Ingrid Riocreux a déjà écrit bien des analyses pertinentes sur les équivoques, pour ne pas dire l’hypocrisie, d’un « fact-checking » qui cherche trop souvent à parer d’autorité et de neutralité un discours orienté (3). Une telle mauvaise foi saute aux yeux quand certains universitaires prennent part à un débat politique face à des interlocuteurs de nature différente : « Mon discours est scientifique donc neutre et objectif, et je peux me permettre de réfuter d’en haut le vôtre qui lui n’est qu’une opinion » : on en trouvera mille transpositions, par exemple dans les débats de 28 Minutes sur Arte, autour de la question migratoire en particulier. Alors qu’on n’admettrait pas qu’un policier garde son uniforme pour faire l’objet d’un traitement particulier en dehors de son service, on ne compte plus les intellectuels qui, dans le théâtre à l’italienne du débat public, prétendent par leurs diplômes et leurs titres académiques accéder à des loges surplombant le parterre de la citoyenneté ordinaire, où resteraient leurs adversaires, oubliant trop souvent qu’en démocratie, la « « compétence » à participer à la vie publique n’a pas d’autre source que le fait d’être citoyen (4) ». Mais, comme l’écrit justement André Perrin, « on ne discute pas avec des manants qui ne sont pas du même monde que nous ! » (5)

 

Une controverse qui n’a rien d’académique

Il faut également remarquer une certaine mesquinerie, qui consiste à vouloir ignorer (ou à feindre d’ignorer) les grands enjeux d’un discours en se focalisant sur des approximations relativement marginales ou accessoires. Prétendant éluder les aspects politiques du propos de Zemmour, nos historiens reconnaissent ainsi laisser à « d’autres » le soin de les « disséquer », conscients néanmoins de participer depuis leur poste aux tirs croisés d’une controverse qui n’a rien d’académique.

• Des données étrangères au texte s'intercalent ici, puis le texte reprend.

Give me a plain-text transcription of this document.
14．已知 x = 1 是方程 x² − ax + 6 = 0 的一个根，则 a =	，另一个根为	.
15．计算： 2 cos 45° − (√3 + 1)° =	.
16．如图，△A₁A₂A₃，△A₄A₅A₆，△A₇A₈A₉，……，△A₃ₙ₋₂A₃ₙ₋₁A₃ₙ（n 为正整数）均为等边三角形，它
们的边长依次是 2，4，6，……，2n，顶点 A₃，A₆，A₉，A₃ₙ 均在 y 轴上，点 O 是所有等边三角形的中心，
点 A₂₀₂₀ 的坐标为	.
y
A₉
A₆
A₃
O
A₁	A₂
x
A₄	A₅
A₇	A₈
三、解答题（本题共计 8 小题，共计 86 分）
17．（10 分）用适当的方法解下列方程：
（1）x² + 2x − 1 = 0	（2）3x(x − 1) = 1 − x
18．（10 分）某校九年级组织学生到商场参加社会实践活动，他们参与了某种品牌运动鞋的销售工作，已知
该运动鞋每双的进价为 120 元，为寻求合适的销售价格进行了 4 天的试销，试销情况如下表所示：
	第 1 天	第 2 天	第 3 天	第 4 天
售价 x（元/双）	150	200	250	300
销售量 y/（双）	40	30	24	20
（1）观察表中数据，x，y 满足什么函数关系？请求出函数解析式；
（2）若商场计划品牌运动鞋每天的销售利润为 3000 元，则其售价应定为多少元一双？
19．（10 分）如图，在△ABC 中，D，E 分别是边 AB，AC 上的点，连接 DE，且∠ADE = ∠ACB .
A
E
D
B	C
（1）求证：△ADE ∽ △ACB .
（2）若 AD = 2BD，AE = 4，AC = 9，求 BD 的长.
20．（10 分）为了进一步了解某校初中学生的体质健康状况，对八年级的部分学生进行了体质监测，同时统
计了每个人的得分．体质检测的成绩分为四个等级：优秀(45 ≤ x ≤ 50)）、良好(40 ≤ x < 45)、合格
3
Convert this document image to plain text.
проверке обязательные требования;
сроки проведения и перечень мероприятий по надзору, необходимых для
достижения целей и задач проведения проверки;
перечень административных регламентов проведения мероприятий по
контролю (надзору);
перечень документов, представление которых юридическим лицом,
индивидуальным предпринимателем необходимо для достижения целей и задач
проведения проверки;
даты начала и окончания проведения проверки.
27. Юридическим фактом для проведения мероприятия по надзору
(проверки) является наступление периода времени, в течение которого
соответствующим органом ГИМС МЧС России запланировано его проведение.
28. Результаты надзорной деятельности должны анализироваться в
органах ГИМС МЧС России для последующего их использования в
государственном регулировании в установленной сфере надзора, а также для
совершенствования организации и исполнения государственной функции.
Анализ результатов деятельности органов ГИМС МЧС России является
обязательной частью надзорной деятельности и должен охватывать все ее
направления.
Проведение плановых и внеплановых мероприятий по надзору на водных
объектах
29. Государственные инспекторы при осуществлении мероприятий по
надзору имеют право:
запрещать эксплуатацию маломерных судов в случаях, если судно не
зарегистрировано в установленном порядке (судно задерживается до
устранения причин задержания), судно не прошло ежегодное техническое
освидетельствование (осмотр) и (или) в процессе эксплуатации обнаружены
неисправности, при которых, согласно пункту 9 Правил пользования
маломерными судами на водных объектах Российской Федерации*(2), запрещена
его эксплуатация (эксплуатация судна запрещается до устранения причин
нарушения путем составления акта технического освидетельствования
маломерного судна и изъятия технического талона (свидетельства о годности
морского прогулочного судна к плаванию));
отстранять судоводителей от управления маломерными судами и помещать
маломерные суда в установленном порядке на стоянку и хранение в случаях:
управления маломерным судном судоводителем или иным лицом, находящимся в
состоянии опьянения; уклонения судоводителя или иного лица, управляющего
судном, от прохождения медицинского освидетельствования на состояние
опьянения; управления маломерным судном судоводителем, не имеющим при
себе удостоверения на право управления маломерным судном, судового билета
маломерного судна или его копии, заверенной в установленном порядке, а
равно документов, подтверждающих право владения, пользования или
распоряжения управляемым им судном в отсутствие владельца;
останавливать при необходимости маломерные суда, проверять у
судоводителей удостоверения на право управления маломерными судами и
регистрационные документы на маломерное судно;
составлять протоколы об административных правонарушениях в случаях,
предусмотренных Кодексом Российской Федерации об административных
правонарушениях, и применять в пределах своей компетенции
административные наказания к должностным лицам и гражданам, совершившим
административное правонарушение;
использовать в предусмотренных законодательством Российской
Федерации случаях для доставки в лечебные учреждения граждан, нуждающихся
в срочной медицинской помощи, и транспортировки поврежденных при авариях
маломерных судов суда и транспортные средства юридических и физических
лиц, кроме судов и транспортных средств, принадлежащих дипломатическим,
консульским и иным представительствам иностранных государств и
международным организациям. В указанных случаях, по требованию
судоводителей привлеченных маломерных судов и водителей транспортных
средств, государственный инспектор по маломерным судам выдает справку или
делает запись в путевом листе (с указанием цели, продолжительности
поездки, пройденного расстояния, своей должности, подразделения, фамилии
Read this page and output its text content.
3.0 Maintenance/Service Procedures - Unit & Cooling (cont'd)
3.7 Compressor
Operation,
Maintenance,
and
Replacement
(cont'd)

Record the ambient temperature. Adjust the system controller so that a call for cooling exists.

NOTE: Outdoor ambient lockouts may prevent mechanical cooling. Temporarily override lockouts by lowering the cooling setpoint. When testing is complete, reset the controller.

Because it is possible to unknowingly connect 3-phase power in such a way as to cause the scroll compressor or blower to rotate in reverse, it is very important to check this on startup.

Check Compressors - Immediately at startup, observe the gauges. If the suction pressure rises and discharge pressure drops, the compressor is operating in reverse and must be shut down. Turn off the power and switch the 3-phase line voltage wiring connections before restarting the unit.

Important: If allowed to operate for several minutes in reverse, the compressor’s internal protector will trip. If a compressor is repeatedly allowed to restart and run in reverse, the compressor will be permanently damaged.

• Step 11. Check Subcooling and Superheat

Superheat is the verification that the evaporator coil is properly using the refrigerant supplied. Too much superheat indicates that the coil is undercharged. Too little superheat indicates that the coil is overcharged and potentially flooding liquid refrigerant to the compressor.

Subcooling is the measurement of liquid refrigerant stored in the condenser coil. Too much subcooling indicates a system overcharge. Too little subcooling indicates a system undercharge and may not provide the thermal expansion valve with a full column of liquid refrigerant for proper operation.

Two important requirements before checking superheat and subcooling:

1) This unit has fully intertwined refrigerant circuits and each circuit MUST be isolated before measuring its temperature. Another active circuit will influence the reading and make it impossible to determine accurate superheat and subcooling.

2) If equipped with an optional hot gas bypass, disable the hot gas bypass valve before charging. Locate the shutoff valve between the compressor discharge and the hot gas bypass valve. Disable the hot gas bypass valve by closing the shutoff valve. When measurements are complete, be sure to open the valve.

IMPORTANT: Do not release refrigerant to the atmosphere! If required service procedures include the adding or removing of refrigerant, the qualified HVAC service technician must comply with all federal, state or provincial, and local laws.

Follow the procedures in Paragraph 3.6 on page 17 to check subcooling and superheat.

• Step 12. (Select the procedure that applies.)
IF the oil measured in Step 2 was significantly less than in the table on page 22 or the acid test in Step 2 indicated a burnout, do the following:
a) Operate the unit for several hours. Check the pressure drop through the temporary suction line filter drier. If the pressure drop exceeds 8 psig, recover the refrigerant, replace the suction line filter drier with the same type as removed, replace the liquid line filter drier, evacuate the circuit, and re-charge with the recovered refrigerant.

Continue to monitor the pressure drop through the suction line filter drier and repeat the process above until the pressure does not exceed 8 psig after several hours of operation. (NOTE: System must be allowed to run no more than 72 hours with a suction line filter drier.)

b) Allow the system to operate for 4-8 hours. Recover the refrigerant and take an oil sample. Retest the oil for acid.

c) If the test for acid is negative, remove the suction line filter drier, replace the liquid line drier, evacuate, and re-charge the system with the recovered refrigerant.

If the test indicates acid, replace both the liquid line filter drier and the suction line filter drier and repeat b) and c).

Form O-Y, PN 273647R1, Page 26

À cette attitude anguilliforme un peu pénible, alliant l’arrogance du sachant à la fausse neutralité du paléographe spécialisé, on peut préférer (mutatis mutandis, évidemment : les uns et les autres ne sont en rien comparables) la position d’un Lucien Febvre lisant Spengler, ou d’un Raymond Aron préfaçant Toynbee : conscients des erreurs factuelles forcément, presque inévitablement, commises par les auteurs de trop ambitieuses synthèses métahistoriques, ces penseurs impeccables qu’étaient Febvre ou Aron reconnaissaient du même mouvement l’intérêt de leurs questionnements et de leurs perspectives, la légitimité de leur démarche, leur apport à la réflexion. Se démarquant de « la communauté des historiens professionnels », Raymond Aron estimait ainsi, dans sa défense de Toynbee, s’intéresser « plus qu’eux à la réflexion sur la pensée historique, aux tentatives d’interprétation globale du passé humain (6). » Toutes proportions gardées, conservons cette idée, en sachant placer chaque débat sur le terrain qui convient.

 

Fabien Niezgoda

 

Notes :

(1) Sylvain Gouguenheim, Aristote au Mont-Saint-Michel, 2008, p. 9.

(2) Sur les liens culturels entre Byzance et l’Europe romane, voir aussi Sylvain Gouguenheim, La gloire des Grecs, Cerf, 2017.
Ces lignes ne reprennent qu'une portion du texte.